I feel it was presented awkwardly, tho, distracted by particulars of horse riding and laundry hanging to dry and the near accident with the boy and our MCs emotions about that.

These things drag our attention away from what this opening feels like it wants to be about, which is, as near as I can tell, something like the following:

Some order of people (to which our MC belongs) pledged themselves to a regent. The regency changed, and, out of apparent fear, subjugated our MCs people to lesser service, but their identity (somehow) prevents them from breaking there oath.

Rankling under this subjugation, our MC disobeys the restrictions placed on her. The indiscretions are small, but they do not go unnoticed.

After her latest sprint out in the desert, like the caged bird stealing a moment of flight to itself, she hears from a friend close to the King that she is in danger of being punished.

This all sounds exactly like the beginning to an interesting story, but I’ve struggled with the text over several pages to come to this limited understanding.

The prose isn’t bad in any sense of the word. I find it descriptive and engaging beat by beat. But the story of this opening has been too awkwardly presented for me, at least for this silly assessment I’m doing. I pass.
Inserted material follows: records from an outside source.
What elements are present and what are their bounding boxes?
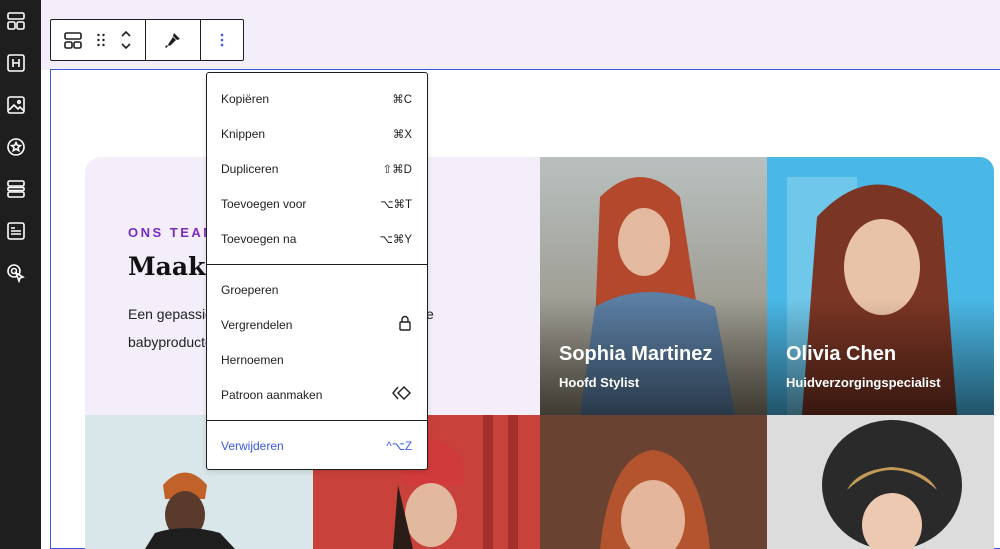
menu-divider xyxy=(207,420,427,421)
brush-icon[interactable] xyxy=(163,30,183,50)
menu-item-rename[interactable]: Hernoemen xyxy=(207,342,427,377)
lock-icon xyxy=(398,315,412,334)
heading-icon[interactable] xyxy=(5,52,27,74)
menu-label: Toevoegen voor xyxy=(221,196,307,211)
menu-item-copy[interactable]: Kopiëren ⌘C xyxy=(207,81,427,116)
team-photo-bottom-3 xyxy=(540,415,767,549)
team-eyebrow: ONS TEAM xyxy=(128,225,217,240)
block-toolbar xyxy=(50,19,244,61)
menu-label: Groeperen xyxy=(221,282,279,297)
paragraph-line2: babyproducte xyxy=(128,334,213,350)
menu-label: Dupliceren xyxy=(221,161,279,176)
move-up-down-icon[interactable] xyxy=(119,28,133,52)
menu-item-group[interactable]: Groeperen xyxy=(207,272,427,307)
paragraph-line1: Een gepassio xyxy=(128,306,213,322)
cursor-pointer-icon[interactable] xyxy=(5,262,27,284)
menu-label: Kopiëren xyxy=(221,91,270,106)
person-name: Sophia Martinez xyxy=(559,343,713,365)
menu-label: Toevoegen na xyxy=(221,231,297,246)
group-icon[interactable] xyxy=(5,178,27,200)
menu-item-cut[interactable]: Knippen ⌘X xyxy=(207,116,427,151)
menu-item-delete[interactable]: Verwijderen ^⌥Z xyxy=(207,428,427,463)
person-role: Hoofd Stylist xyxy=(559,375,640,390)
shortcut: ⌘X xyxy=(392,128,412,141)
menu-item-insert-before[interactable]: Toevoegen voor ⌥⌘T xyxy=(207,186,427,221)
menu-label: Vergrendelen xyxy=(221,317,293,332)
shortcut: ⌥⌘Y xyxy=(379,233,412,246)
person-name: Olivia Chen xyxy=(786,343,897,365)
menu-item-insert-after[interactable]: Toevoegen na ⌥⌘Y xyxy=(207,221,427,256)
menu-label: Hernoemen xyxy=(221,352,284,367)
shortcut: ⌥⌘T xyxy=(380,198,412,211)
pattern-icon[interactable] xyxy=(5,10,27,32)
pattern-diamond-icon xyxy=(392,386,412,403)
menu-label: Knippen xyxy=(221,126,266,141)
pattern-icon[interactable] xyxy=(63,30,83,50)
menu-label: Patroon aanmaken xyxy=(221,387,323,402)
team-photo-bottom-4 xyxy=(767,415,994,549)
person-role: Huidverzorgingspecialist xyxy=(786,375,941,390)
shortcut: ⇧⌘D xyxy=(382,163,412,176)
drag-handle-icon[interactable] xyxy=(96,32,106,48)
block-options-menu: Kopiëren ⌘C Knippen ⌘X Dupliceren ⇧⌘D To… xyxy=(206,72,428,470)
menu-divider xyxy=(207,264,427,265)
document-icon[interactable] xyxy=(5,220,27,242)
menu-label: Verwijderen xyxy=(221,438,284,453)
menu-item-create-pattern[interactable]: Patroon aanmaken xyxy=(207,377,427,412)
menu-item-lock[interactable]: Vergrendelen xyxy=(207,307,427,342)
menu-item-duplicate[interactable]: Dupliceren ⇧⌘D xyxy=(207,151,427,186)
star-icon[interactable] xyxy=(5,136,27,158)
inserter-rail xyxy=(0,0,41,549)
more-options-icon[interactable] xyxy=(219,32,225,48)
shortcut: ⌘C xyxy=(392,93,412,106)
image-icon[interactable] xyxy=(5,94,27,116)
shortcut: ^⌥Z xyxy=(386,440,412,453)
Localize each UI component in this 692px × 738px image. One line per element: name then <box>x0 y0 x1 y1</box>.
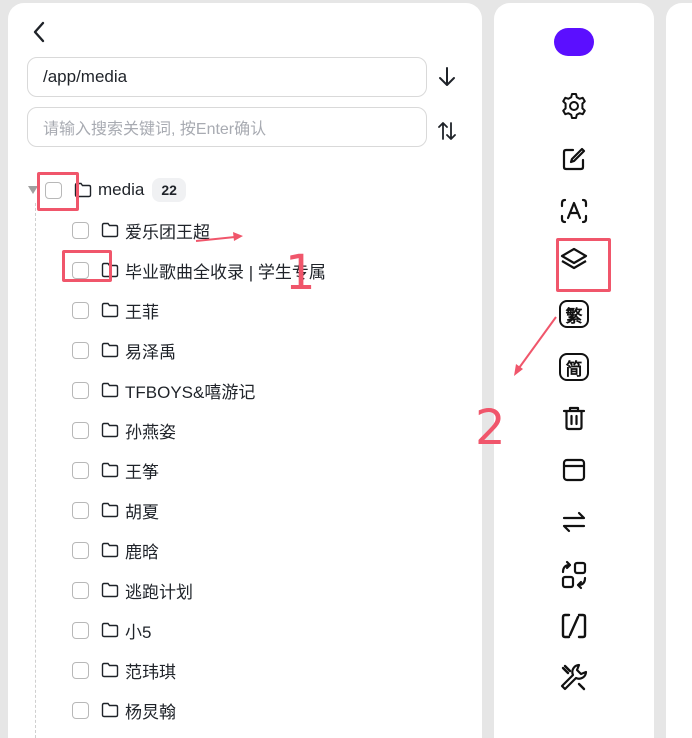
archive-button[interactable] <box>557 453 591 487</box>
folder-checkbox[interactable] <box>72 341 89 359</box>
font-icon <box>560 198 588 224</box>
edit-icon <box>562 147 586 171</box>
swap-button[interactable] <box>557 505 591 539</box>
root-label: media <box>98 180 145 199</box>
arrow-down-icon <box>439 67 455 86</box>
folder-label: 范玮琪 <box>125 662 176 682</box>
download-button[interactable] <box>434 64 460 90</box>
folder-icon <box>101 542 119 558</box>
traditional-label: 繁 <box>565 306 583 327</box>
replace-icon <box>561 613 587 639</box>
app-logo[interactable] <box>554 28 594 56</box>
tree-folder-row[interactable]: 王筝 <box>72 456 159 484</box>
path-input[interactable]: /app/media <box>27 57 427 97</box>
folder-icon <box>101 582 119 598</box>
tree-guide-line <box>35 203 36 738</box>
delete-button[interactable] <box>557 401 591 435</box>
tree-folder-row[interactable]: 小5 <box>72 616 151 644</box>
folder-checkbox[interactable] <box>72 701 89 719</box>
folder-label: 王筝 <box>125 462 159 482</box>
simplified-chinese-icon: 简 <box>559 353 589 381</box>
settings-button[interactable] <box>557 89 591 123</box>
folder-checkbox[interactable] <box>72 621 89 639</box>
folder-checkbox[interactable] <box>72 501 89 519</box>
traditional-chinese-icon: 繁 <box>559 300 589 328</box>
folder-icon <box>101 502 119 518</box>
trash-icon <box>562 406 586 431</box>
tree-folder-row[interactable]: 杨炅翰 <box>72 696 176 724</box>
folder-icon <box>101 302 119 318</box>
folder-label: 孙燕姿 <box>125 422 176 442</box>
folder-label: 胡夏 <box>125 502 159 522</box>
edit-button[interactable] <box>557 142 591 176</box>
back-button[interactable] <box>28 20 50 44</box>
folder-icon <box>101 342 119 358</box>
simplified-chinese-button[interactable]: 简 <box>557 350 591 384</box>
rearrange-button[interactable] <box>557 558 591 592</box>
traditional-chinese-button[interactable]: 繁 <box>557 297 591 331</box>
tree-folder-row[interactable]: 王菲 <box>72 296 159 324</box>
folder-icon <box>101 462 119 478</box>
folder-label: 爱乐团王超 <box>125 222 210 242</box>
folder-icon <box>101 382 119 398</box>
folder-label: 杨炅翰 <box>125 702 176 722</box>
folder-label: 易泽禹 <box>125 342 176 362</box>
folder-checkbox[interactable] <box>72 221 89 239</box>
rearrange-icon <box>561 560 587 590</box>
annotation-number-2: 2 <box>475 400 506 456</box>
path-input-value: /app/media <box>43 67 128 86</box>
annotation-number-1: 1 <box>285 245 316 301</box>
tree-folder-row[interactable]: 胡夏 <box>72 496 159 524</box>
folder-checkbox[interactable] <box>72 381 89 399</box>
tree-folder-row[interactable]: 孙燕姿 <box>72 416 176 444</box>
folder-checkbox[interactable] <box>72 541 89 559</box>
swap-icon <box>562 511 586 533</box>
right-panel <box>666 3 692 738</box>
font-button[interactable] <box>557 194 591 228</box>
search-input-placeholder: 请输入搜索关键词, 按Enter确认 <box>43 121 267 138</box>
settings-icon <box>562 93 586 119</box>
annotation-box-child-checkbox <box>62 250 112 282</box>
tree-folder-row[interactable]: TFBOYS&嘻游记 <box>72 376 255 404</box>
folder-icon <box>101 222 119 238</box>
folder-icon <box>101 622 119 638</box>
folder-label: 逃跑计划 <box>125 582 193 602</box>
tree-folder-row[interactable]: 易泽禹 <box>72 336 176 364</box>
tools-button[interactable] <box>557 660 591 694</box>
chevron-left-icon <box>33 21 45 43</box>
sort-button[interactable] <box>434 118 460 144</box>
folder-checkbox[interactable] <box>72 461 89 479</box>
annotation-box-root-checkbox <box>37 172 79 211</box>
folder-checkbox[interactable] <box>72 421 89 439</box>
sort-icon <box>438 122 456 140</box>
search-input[interactable]: 请输入搜索关键词, 按Enter确认 <box>27 107 427 147</box>
archive-icon <box>562 458 586 482</box>
folder-icon <box>101 662 119 678</box>
replace-button[interactable] <box>557 609 591 643</box>
folder-label: 鹿晗 <box>125 542 159 562</box>
folder-checkbox[interactable] <box>72 661 89 679</box>
wrench-icon <box>560 663 588 691</box>
annotation-box-layers <box>556 238 611 292</box>
tree-folder-row[interactable]: 范玮琪 <box>72 656 176 684</box>
folder-checkbox[interactable] <box>72 301 89 319</box>
tree-folder-row[interactable]: 爱乐团王超 <box>72 216 210 244</box>
tree-folder-row[interactable]: 逃跑计划 <box>72 576 193 604</box>
folder-icon <box>101 702 119 718</box>
simplified-label: 简 <box>565 359 583 380</box>
folder-icon <box>101 422 119 438</box>
count-badge: 22 <box>152 178 186 202</box>
tree-folder-row[interactable]: 鹿晗 <box>72 536 159 564</box>
folder-label: TFBOYS&嘻游记 <box>125 382 256 402</box>
folder-checkbox[interactable] <box>72 581 89 599</box>
folder-label: 王菲 <box>125 302 159 322</box>
folder-label: 小5 <box>125 622 152 642</box>
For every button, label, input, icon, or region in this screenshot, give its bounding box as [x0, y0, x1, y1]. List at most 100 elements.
175) Jaq D Hawkins, To Dance With Dragons

A young bride of an arranged marriage escapes across a dangerous river on her wedding day.

This starts in a brief flashback of some kind of deadly incident on the river that our young bride is now going to try to escape across. It’s a bit confusing.

Admittedly she was very young when whatever happened happened, and it seems like the subsequent talk of the town, or wherever she lives, is that the river is dangerous.

But she also seems to remember a goblin patting her on the head? And the goblins are what was in the water? And the goblin was walking open with an important person?

Anyway, there’s a dangerous river and our MC is going to risk crossing it. Why is something this opening takes for granted. Her betrothed is not a detail. It’s the marriage she’s risking her life to run from, not the man.

That something happens to her boat seems inevitable. What does begin to happen is rather drawn out. I find myself falling out of the narrative before anything is really revealed.

I’m not sure who our MC is beyond what’s happening to her. She’s plucky, you have to give her that at least. Were this more forthcoming about her circumstances so I could better sympathize what drove her to this desperation, that might have helped.

Death on the river seems like a certainty, so why not flee some other way? Is the idea that crossing the river guarantees no one will follow? Well, then where does she go?

By establishing what could be if she succeeds and if she does nothing at all (going through with an unwanted marriage), the reader can start to understand the stakes of the story.

What is our MC running away from? What is she running towards? What stands in her way? Is it worth the risk? To her, obviously it is. Knowing these things better, I could know our MC better. That’s where the story is.

As is, there’s too little here to hook me. I pass.